Reverse Transcriptase

Reverse transcriptase catalyzes the formation of double-stranded deoxyri­bonucleic acid (DNA) from a single-stranded ribonucleic acid (RNA) genome. It is called “reverse” transcriptase because it reverses the usual direction of in­formation flow, from DNA to RNA. Reverse transcriptase is characteristic of retroviruses, including HIV (human immunodeficiency virus), the virus re­sponsible for AIDS (acquired immunodeficiency syndrome).

All retroviruses encode a polymerase enzyme in their pol gene that is both necessary and sufficient for the replication of their RNA genomes. The enzyme was first detected in virus particles in 1970 by Howard Temin and David Baltimore. These investigators permeablized the virus membrane with non-ionic detergents, which allowed them to introduce deoxynucleotides. They detected the synthesis of DNA that was dependent upon the RNA genome. This was a novel reaction because, at this time, polymerases were only known to use DNA for the synthesis of RNA in a process known as transcription. Thus this new process of using RNA as a template/primer for the synthesis of DNA was named reverse transcription. For their dis­covery, Temin and Baltimore shared the Nobel Prize.

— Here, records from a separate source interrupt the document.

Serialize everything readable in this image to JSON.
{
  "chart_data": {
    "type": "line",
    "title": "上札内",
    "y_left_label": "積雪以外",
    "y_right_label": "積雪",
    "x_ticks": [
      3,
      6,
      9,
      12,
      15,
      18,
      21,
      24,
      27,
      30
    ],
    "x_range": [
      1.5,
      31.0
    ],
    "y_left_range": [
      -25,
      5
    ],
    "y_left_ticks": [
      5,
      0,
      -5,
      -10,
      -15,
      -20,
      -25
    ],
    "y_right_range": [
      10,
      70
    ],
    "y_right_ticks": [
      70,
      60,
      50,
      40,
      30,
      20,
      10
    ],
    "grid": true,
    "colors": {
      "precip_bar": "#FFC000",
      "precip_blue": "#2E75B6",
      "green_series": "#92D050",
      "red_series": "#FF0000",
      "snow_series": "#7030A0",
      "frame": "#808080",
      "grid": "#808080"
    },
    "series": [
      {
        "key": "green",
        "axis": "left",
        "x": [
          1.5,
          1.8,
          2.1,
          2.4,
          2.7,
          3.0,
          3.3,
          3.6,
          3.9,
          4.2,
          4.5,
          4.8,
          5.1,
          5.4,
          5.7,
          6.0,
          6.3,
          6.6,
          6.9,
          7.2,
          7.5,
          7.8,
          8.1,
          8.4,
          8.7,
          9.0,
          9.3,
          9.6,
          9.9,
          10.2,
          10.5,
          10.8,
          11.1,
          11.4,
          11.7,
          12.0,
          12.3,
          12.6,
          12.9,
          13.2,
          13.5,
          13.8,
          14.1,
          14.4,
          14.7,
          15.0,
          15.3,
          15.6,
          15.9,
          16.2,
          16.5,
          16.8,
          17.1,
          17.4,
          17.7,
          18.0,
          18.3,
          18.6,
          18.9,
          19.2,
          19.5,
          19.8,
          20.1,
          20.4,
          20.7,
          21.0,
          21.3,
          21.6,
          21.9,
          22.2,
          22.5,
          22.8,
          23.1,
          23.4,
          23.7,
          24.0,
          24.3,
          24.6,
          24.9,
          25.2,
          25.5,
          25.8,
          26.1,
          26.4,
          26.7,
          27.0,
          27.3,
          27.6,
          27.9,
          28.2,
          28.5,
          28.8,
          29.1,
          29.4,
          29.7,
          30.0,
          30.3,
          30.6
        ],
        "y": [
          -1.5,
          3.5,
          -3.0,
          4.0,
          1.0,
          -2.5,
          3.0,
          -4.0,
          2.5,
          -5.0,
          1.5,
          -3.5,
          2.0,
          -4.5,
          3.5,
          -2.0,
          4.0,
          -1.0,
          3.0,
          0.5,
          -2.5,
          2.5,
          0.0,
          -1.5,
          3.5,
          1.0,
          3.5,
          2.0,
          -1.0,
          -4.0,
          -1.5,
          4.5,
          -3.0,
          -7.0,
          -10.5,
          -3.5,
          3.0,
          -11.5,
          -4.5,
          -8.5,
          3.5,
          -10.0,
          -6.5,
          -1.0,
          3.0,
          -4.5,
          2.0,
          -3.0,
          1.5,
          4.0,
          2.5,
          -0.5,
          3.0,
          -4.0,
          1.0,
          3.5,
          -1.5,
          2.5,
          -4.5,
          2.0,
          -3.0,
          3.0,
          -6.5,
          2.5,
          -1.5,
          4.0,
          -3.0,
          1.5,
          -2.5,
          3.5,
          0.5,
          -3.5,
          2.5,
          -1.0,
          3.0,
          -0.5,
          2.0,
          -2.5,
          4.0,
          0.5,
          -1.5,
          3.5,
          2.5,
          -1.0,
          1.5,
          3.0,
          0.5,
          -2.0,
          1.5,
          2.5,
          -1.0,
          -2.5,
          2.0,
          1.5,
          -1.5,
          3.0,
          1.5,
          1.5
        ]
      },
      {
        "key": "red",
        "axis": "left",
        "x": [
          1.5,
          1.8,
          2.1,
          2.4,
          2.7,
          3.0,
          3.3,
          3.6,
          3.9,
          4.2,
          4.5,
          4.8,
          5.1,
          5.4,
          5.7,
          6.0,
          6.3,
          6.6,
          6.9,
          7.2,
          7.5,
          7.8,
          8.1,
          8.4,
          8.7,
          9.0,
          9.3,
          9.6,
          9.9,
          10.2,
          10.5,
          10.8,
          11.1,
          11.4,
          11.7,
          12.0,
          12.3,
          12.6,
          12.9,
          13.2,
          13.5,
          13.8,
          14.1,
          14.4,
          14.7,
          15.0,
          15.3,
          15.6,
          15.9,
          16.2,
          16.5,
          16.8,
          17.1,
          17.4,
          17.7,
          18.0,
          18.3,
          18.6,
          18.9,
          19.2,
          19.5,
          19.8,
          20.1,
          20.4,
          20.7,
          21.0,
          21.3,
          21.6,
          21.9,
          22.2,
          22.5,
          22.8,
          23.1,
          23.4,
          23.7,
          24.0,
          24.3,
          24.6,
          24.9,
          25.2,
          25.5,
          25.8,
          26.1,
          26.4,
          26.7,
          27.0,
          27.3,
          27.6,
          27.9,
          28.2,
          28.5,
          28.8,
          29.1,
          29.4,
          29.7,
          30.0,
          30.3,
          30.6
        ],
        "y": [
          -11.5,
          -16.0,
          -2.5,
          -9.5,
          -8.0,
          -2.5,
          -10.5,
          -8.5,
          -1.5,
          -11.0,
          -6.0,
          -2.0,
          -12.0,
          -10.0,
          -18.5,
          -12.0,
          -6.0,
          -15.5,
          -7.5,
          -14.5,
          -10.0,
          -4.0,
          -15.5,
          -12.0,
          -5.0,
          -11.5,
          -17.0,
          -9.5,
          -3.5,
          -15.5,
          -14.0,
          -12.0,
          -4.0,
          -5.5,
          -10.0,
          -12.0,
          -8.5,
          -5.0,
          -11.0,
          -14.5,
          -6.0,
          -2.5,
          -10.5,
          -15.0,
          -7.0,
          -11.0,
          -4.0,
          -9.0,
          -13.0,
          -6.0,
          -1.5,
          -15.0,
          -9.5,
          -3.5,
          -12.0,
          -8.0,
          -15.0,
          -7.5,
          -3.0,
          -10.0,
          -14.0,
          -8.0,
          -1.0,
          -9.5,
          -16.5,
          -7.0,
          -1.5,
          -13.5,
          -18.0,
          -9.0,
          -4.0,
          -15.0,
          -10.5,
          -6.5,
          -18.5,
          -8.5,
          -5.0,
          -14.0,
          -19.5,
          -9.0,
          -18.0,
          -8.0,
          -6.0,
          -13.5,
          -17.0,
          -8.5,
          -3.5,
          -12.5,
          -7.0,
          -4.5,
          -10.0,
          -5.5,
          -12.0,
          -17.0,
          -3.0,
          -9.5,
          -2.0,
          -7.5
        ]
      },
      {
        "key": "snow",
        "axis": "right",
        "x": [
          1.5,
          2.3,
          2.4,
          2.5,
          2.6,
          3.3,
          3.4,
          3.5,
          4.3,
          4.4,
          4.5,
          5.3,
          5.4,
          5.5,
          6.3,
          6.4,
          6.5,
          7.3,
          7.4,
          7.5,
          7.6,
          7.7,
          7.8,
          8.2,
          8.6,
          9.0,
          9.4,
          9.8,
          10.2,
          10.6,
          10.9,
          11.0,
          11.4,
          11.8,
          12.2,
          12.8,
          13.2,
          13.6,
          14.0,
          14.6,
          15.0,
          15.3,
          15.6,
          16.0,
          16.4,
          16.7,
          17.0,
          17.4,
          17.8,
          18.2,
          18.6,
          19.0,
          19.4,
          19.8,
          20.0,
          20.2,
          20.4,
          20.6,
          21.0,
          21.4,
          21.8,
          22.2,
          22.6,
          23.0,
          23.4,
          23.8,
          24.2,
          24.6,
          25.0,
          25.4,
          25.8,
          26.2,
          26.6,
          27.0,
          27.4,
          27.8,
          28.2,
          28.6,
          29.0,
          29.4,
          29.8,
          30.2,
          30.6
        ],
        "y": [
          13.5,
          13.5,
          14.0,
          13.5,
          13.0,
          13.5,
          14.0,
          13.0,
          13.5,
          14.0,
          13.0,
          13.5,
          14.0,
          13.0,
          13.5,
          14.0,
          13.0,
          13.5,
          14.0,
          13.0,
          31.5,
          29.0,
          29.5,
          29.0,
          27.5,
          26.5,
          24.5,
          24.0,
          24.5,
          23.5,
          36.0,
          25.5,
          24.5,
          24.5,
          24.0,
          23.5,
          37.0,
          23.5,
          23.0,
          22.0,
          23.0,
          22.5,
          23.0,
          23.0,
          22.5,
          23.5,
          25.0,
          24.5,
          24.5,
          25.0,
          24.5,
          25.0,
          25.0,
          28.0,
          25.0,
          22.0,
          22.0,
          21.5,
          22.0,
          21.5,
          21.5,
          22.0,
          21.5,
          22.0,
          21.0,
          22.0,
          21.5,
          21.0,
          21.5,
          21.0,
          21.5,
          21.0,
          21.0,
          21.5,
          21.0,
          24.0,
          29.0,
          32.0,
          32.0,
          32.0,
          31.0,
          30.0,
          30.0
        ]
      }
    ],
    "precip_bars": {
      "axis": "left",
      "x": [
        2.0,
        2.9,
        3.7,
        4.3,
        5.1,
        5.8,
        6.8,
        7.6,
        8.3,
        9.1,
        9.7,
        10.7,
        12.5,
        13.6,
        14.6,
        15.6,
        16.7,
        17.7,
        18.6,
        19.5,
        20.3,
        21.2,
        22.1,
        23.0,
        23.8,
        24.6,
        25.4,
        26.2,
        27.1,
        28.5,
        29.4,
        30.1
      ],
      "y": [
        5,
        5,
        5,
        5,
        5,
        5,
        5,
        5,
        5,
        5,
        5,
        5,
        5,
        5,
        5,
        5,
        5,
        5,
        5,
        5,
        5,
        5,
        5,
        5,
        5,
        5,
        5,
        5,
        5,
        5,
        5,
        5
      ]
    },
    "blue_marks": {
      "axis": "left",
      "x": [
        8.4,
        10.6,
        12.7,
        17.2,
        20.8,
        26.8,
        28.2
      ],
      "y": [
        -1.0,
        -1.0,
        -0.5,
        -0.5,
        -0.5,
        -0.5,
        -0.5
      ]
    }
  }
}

Reverse transcriptase (RT) has several enzymatic activities, includ­ing an RNA-dependent DNA polymerase, DNA-dependent DNA polymerase, RNase H (a ribonuclease that degrades RNA in RNA-DNA hy­brid structure), and the ability to unwind DNA-DNA and RNA-DNA duplexes. Each of these activities is required during the process of reverse transcription to convert the single-stranded RNA genome into a double DNA copy, which in turn becomes integrated into the host chromosome of the infected cell catalyzed by a second pol gene-encoded enzyme, called integrase.

Purified RT has become a very useful as a tool for modern molecular biology, especially coupled to polymerase chain reaction (PCR) techniques. It provides the ability to reverse transcribe any RNA with the appropriate complementary primer into a DNA copy that can then be amplified many times by a thermal stable DNA polymerase during the PCR reaction. The combination of the two techniques has allowed scientists to clone actively expressed genes in cells from their mRNAs (messenger RNAs).

 References

Coffin, John M., Stephen H. Hughes, and Harold E. Varmus, eds. Retroviruses. Plain- view, NY: Cold Spring Harbor Laboratory Press, 1997.